The Blues welcomed Arsenal to Stamford Bridge on Wednesday evening knowing they were just three games from a trophy.
But after losing this Carabao Cup semi-final first leg 3-2, Rosenior’s chances of silverware have dimmed. But Alejandro Garnacho means they are not extinguished.
Chelsea have left themselves plenty to do in the second leg at the Emirates on February 3 if they are to reach March’s final at Wembley, but they have something to fight for.

Liam Rosenior
REUTERS
Rosenior’s testing first test
A trip to Charlton, 19th in the Championship, had been a kind enough first task for Rosenior as head coach, but the visit of the best team in the land was always going to be his first proper test in the new job.
Chelsea had plenty of players missing, with the three doubts coming into the game — Reece James, Cole Palmer and Malo Gusto — all failing late fitness tests. And illness to Jamie Gittens and Liam Delap further hampered the Blues’ preparation for such a high-profile game.
Rosenior started Marc Guiu, Josh Acheampong and Andrey Santos, but the rest of his team were experienced generals. They did not give him the start he would have wanted.

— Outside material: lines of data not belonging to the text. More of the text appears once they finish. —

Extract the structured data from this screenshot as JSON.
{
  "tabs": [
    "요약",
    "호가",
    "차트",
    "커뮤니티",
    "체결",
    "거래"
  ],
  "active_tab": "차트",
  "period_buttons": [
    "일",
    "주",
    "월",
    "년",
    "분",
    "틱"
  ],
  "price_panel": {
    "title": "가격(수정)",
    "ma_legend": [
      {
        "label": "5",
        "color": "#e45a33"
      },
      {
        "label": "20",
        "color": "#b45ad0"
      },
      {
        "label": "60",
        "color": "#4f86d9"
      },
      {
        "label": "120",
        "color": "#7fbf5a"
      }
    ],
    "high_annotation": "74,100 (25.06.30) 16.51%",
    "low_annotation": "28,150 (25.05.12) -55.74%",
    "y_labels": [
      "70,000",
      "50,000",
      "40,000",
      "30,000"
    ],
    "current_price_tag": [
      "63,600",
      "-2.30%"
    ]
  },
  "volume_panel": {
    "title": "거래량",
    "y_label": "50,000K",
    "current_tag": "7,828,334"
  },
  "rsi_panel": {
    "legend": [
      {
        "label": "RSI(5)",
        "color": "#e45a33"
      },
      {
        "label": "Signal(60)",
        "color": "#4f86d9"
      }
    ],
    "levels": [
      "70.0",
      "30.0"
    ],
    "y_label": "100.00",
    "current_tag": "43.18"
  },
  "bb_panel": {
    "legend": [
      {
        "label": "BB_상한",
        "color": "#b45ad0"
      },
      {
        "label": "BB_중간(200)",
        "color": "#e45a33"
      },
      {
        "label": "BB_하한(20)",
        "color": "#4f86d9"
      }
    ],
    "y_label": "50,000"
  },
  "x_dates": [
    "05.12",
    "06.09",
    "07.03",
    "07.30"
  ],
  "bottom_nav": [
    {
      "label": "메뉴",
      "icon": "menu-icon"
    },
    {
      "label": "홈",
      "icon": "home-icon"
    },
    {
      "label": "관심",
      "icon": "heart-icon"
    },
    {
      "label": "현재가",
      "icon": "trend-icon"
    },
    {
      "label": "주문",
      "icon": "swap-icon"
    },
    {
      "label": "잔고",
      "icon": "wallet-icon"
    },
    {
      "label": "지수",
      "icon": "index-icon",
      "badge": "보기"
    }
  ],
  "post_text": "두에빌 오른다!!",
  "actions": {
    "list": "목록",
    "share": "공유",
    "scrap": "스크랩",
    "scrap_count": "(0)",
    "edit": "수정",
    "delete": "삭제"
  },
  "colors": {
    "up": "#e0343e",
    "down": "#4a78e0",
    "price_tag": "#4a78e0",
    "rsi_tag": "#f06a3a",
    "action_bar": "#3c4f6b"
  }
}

Arsenal were so intense, full-throttle, and were largely excellent. An early lead from Ben White was doubled early in the second half by Viktor Gyokeres, helped in large part on both occasions by goalkeeping blunders by Robert Sanchez. Martin Zubimendi’s third was sublime, and Mikel Merino should have scored a fourth.
Alejandro Garnacho’s late rally, however welcome, came too late to change the result of a game that will have taught their inexperienced new head coach plenty about how to control the big moments of these nip-and-tuck matches.

Alejandro Garnacho
REUTERS
Garnacho leads fight-back
Chelsea had been dangerously sloppy when playing out from the back in the first half, and they were fortunate to go in only 1-0 down. Soon, though, it was 2-0. They needed some inspiration.
Garnacho has produced some rather insipid displays off the bench of late, so Chelsea fans at the Bridge could be forgiven for not feeling confident when they saw him readying himself to come on. They were proven wrong.
First, he collected Pedro Neto’s cross, as it sailed over Enzo Fernandez’s head. One touch to control, another to slam inside Kepa’s near post.
Then, after Zubimendi had restored Arsenal’s two-goal lead, Garnacho duly halved it once more, this time volleying down and into the ground after Arsenal had half-cleared a corner.
Garnacho and Rosenior allowed themselves a mute celebration each, and who could blame them? It was a goal that galvanised Chelsea and set them up for an energetic, big-finish, led by Neto, Estevao and two-goal Garnacho.
It wasn’t quite enough, and the equaliser never came.
Chelsea will know how valuable that elusive third goal would have been, because heading into the second leg at the Emirates just one goal down in the tie against the best team in the land is not an enviable position to be in, with silverware on the line.
But while Chelsea were sloppy at moments, wasteful at others, it could not be said of them that their effort was lacking. Rosenior got a response from his team.
They should have Moises Caicedo (suspended here), James, Palmer and Gusto all back for that game, all being well, and both Delap and Gittens, too.
There is a semblance of hope for Chelsea, even if they were deservedly beaten by the better team on the night.
It’s going to take some performance to turn this around and reach Wembley at Arsenal’s expense, but Chelsea must believe they can do it.